Du coup, devant mon air atterré, mon chef m'a expliqué: "mais si, Mercotte, les macarons, toussa. Vous aimez faire la patoche, c'est tout!"
Après, comme j'étais chef et que le chef va voir chacun de ses marmitons (eh eh eh, j'adore l'abus de pouvoir immédiat que me confère ce statut), je suis allée leur demander... leur prénom, je leur ai donné leur tâche de la journée et en partant, j'ai précisé que je m'appelais Stéphanie, hein, et pas autre chose (enfin si, petite chef ou chef, je réponds aussi, modestement, évidemment).

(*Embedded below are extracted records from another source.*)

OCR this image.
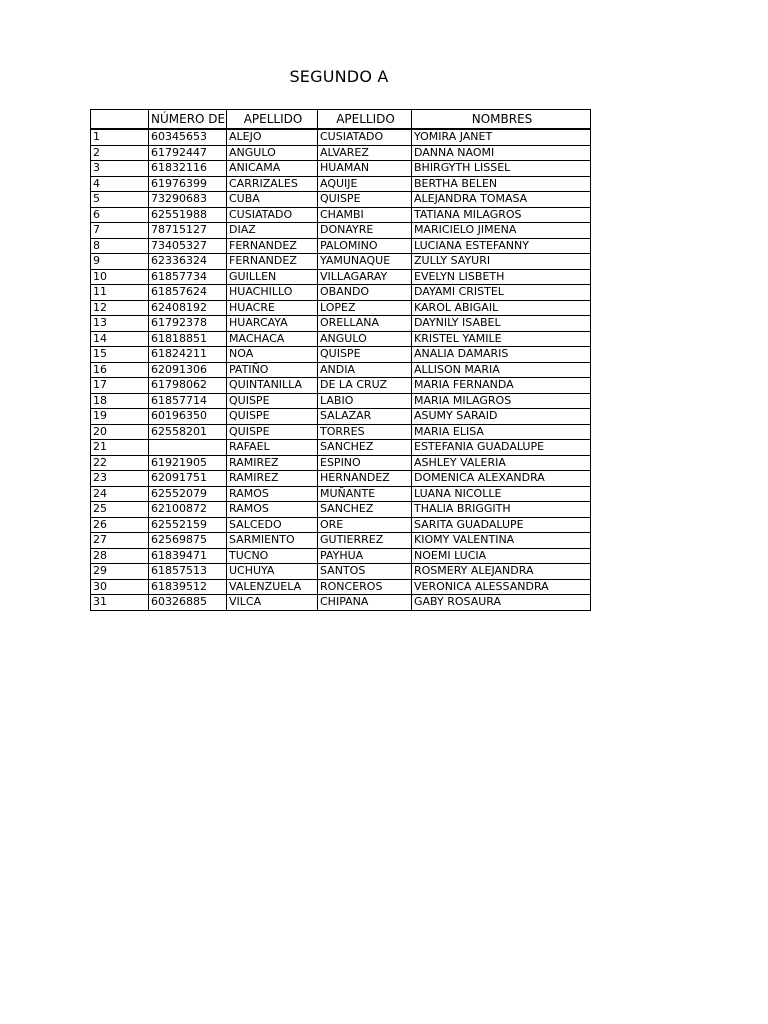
SEGUNDO A
	NÚMERO DE	APELLIDO	APELLIDO	NOMBRES
1	60345653	ALEJO	CUSIATADO	YOMIRA JANET
2	61792447	ANGULO	ALVAREZ	DANNA NAOMI
3	61832116	ANICAMA	HUAMAN	BHIRGYTH LISSEL
4	61976399	CARRIZALES	AQUIJE	BERTHA BELEN
5	73290683	CUBA	QUISPE	ALEJANDRA TOMASA
6	62551988	CUSIATADO	CHAMBI	TATIANA MILAGROS
7	78715127	DIAZ	DONAYRE	MARICIELO JIMENA
8	73405327	FERNANDEZ	PALOMINO	LUCIANA ESTEFANNY
9	62336324	FERNANDEZ	YAMUNAQUE	ZULLY SAYURI
10	61857734	GUILLEN	VILLAGARAY	EVELYN LISBETH
11	61857624	HUACHILLO	OBANDO	DAYAMI CRISTEL
12	62408192	HUACRE	LOPEZ	KAROL ABIGAIL
13	61792378	HUARCAYA	ORELLANA	DAYNILY ISABEL
14	61818851	MACHACA	ANGULO	KRISTEL YAMILE
15	61824211	NOA	QUISPE	ANALIA DAMARIS
16	62091306	PATIÑO	ANDIA	ALLISON MARIA
17	61798062	QUINTANILLA	DE LA CRUZ	MARIA FERNANDA
18	61857714	QUISPE	LABIO	MARIA MILAGROS
19	60196350	QUISPE	SALAZAR	ASUMY SARAID
20	62558201	QUISPE	TORRES	MARIA ELISA
21		RAFAEL	SANCHEZ	ESTEFANIA GUADALUPE
22	61921905	RAMIREZ	ESPINO	ASHLEY VALERIA
23	62091751	RAMIREZ	HERNANDEZ	DOMENICA ALEXANDRA
24	62552079	RAMOS	MUÑANTE	LUANA NICOLLE
25	62100872	RAMOS	SANCHEZ	THALIA BRIGGITH
26	62552159	SALCEDO	ORE	SARITA GUADALUPE
27	62569875	SARMIENTO	GUTIERREZ	KIOMY VALENTINA
28	61839471	TUCNO	PAYHUA	NOEMI LUCIA
29	61857513	UCHUYA	SANTOS	ROSMERY ALEJANDRA
30	61839512	VALENZUELA	RONCEROS	VERONICA ALESSANDRA
31	60326885	VILCA	CHIPANA	GABY ROSAURA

Dans la foulée, parce qu'il fallait que je cuisine pour le "perso", je me suis fendu d'une fricassée de volaille sur un espace de 0,78 m2 environ, rapport que plein de petits nouveaux sont arrivés, qu'une mère n'y retrouverait plus ses petits et que là, c'est un peu le gros bordel, soyons honnêtes.
Déjà qu'avec un poste travail de ministre, je trouve le moyen d'être à la bourre, alors là, je vous explique pas le Bronx. J'en suis ressortie encore toute chose, avec ce sentiment terriblement angoissant de régresser un peu plus chaque jour.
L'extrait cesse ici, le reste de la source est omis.